Cash From Chaos

MOST DATABASE records can be ranked alphabetically or numerically by information in their fields. Related data, such as ZIP codes, can be clustered for targeted marketing efforts. Data found in “comments” fields, however, is difficult to quantify or code.

PerformanceData, the information services unit of Chicago-based consumer information supplier Trans Union, recently added structure to the chaos of comments fields on 14 million records. As a result, it wound up with a completely new product to sell without having to purchase any additional data.

When PerformanceData approached Trillium Software, a division of Billerica, MA-based Harte-Hanks in September 1997, PerformanceData had already chosen a rival company to do a cleaning of 28 million names from its 163-million-name consumer database. But due diligence revealed that the company, while strong on name and address correction, left something to be desired on less-quantifiable data.
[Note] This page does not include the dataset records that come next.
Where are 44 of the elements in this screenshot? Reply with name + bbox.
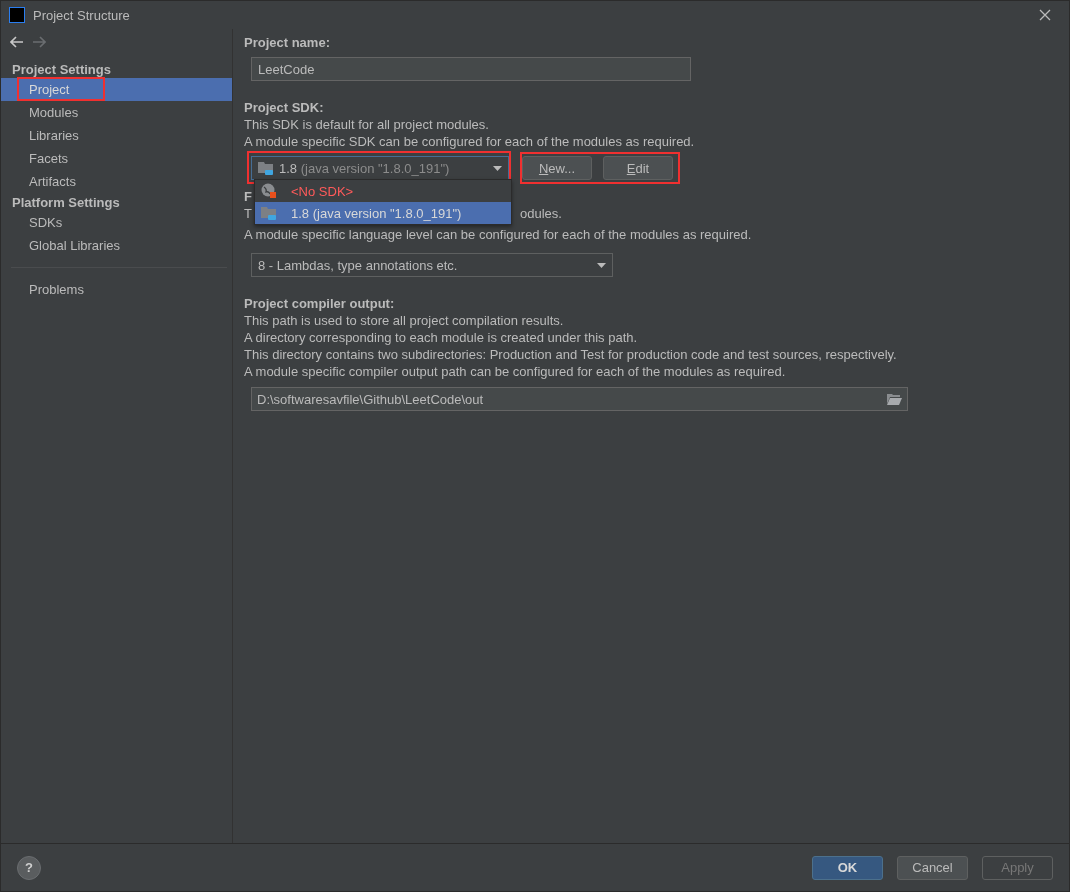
button[interactable]: Cancel xyxy=(897,855,968,880)
description-text: A directory corresponding to each module is created under this path. xyxy=(244,329,638,346)
dropdown-arrow-icon xyxy=(597,262,606,268)
dropdown-arrow-icon xyxy=(493,165,502,171)
field-label: Project name: xyxy=(244,34,330,51)
folder-icon xyxy=(258,161,274,175)
sidebar-item[interactable]: Facets xyxy=(1,147,232,170)
description-text: odules. xyxy=(519,205,562,222)
field-label: Project SDK: xyxy=(244,99,324,116)
sidebar-item[interactable]: Libraries xyxy=(1,124,232,147)
description-text: This path is used to store all project compilation results. xyxy=(244,312,564,329)
description-text: A module specific compiler output path can be configured for each of the modules as required. xyxy=(244,363,786,380)
description-text: This SDK is default for all project modules. xyxy=(244,116,489,133)
button[interactable]: Edit xyxy=(603,156,673,180)
text-field[interactable]: LeetCode xyxy=(251,57,691,81)
section-heading: Project Settings xyxy=(11,62,112,78)
sidebar-item[interactable]: Global Libraries xyxy=(1,234,232,257)
description-text: A module specific language level can be configured for each of the modules as required. xyxy=(244,226,752,243)
dropdown[interactable]: 1.8 (java version "1.8.0_191") xyxy=(251,156,509,180)
window-title: Project Structure xyxy=(33,7,130,23)
back-arrow-icon[interactable] xyxy=(10,36,24,48)
dropdown-option[interactable]: <No SDK> xyxy=(255,180,511,202)
sidebar-item[interactable]: Problems xyxy=(1,278,232,301)
sidebar-item[interactable]: Modules xyxy=(1,101,232,124)
description-text: A module specific SDK can be configured for each of the modules as required. xyxy=(244,133,695,150)
globe-icon xyxy=(261,183,277,199)
button[interactable]: OK xyxy=(812,855,883,880)
folder-icon[interactable] xyxy=(887,393,902,405)
description-text: This directory contains two subdirectories: Production and Test for production code and test sources, respectively. xyxy=(244,346,897,363)
path-field[interactable]: D:\softwaresavfile\Github\LeetCode\out xyxy=(251,387,908,411)
button[interactable]: New... xyxy=(522,156,592,180)
close-icon[interactable] xyxy=(1039,9,1051,21)
field-label: Project compiler output: xyxy=(244,295,395,312)
sidebar-item[interactable]: Artifacts xyxy=(1,170,232,193)
sidebar-item[interactable]: Project xyxy=(1,78,232,101)
sidebar-item[interactable]: SDKs xyxy=(1,211,232,234)
app-logo-icon xyxy=(9,7,25,23)
help-button[interactable]: ? xyxy=(17,855,41,880)
description-text: T xyxy=(244,205,252,222)
field-label: F xyxy=(244,188,252,205)
dropdown[interactable]: 8 - Lambdas, type annotations etc. xyxy=(251,253,613,277)
folder-icon xyxy=(261,206,277,220)
section-heading: Platform Settings xyxy=(11,195,121,211)
dropdown-option[interactable]: 1.8 (java version "1.8.0_191") xyxy=(255,202,511,224)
“Our intention was to get vehicle data,” says Steve Olson, a programmer/research analyst with PerformanceData. While other sources, such as Polk, could provide some of the automotive information PerformanceData was looking for, several states have placed limitations on the type of data available from their motor vehicles department. Besides, the data was already in PerformanceData’s computers. It just had to be recast into a usable format.

Comments fields had been compiled primarily from banks and lending institutions. There had not been a standard method of recording vehicle information. A Ford Explorer, for instance, might be referred to as FRD, FRD EXP, 89FRD (for a model year of 1989) or even by a vehicle identification number.

“Through context-sensitive programming [involving scanning, mining and pattern recognition] and having prebuilt [basic vehicle code] tables, we were able to provide PerformanceData with a solution immediately,” says Trillium director of marketing Leonard DuBois.

In its initial scenarios, PerformanceData had hoped to recover such information on 9 million records, at best. When Trillium’s work was finished, make, model or year data was discernible for 14 million of the 27 million records submitted.

Trillium’s cleaning allowed new fields, with more detailed information, to be set up. “We didn’t have any of it on the records before. We had tags [on many of the records] that would say whether or not you had an auto loan, or had leased your vehicle. Nothing on make, model or year of the vehicle,” says Olson.

While PerformanceData currently offers only automobile data, the company eventually intends to supply data on motorcycles, boats, campers and recreational vehicles.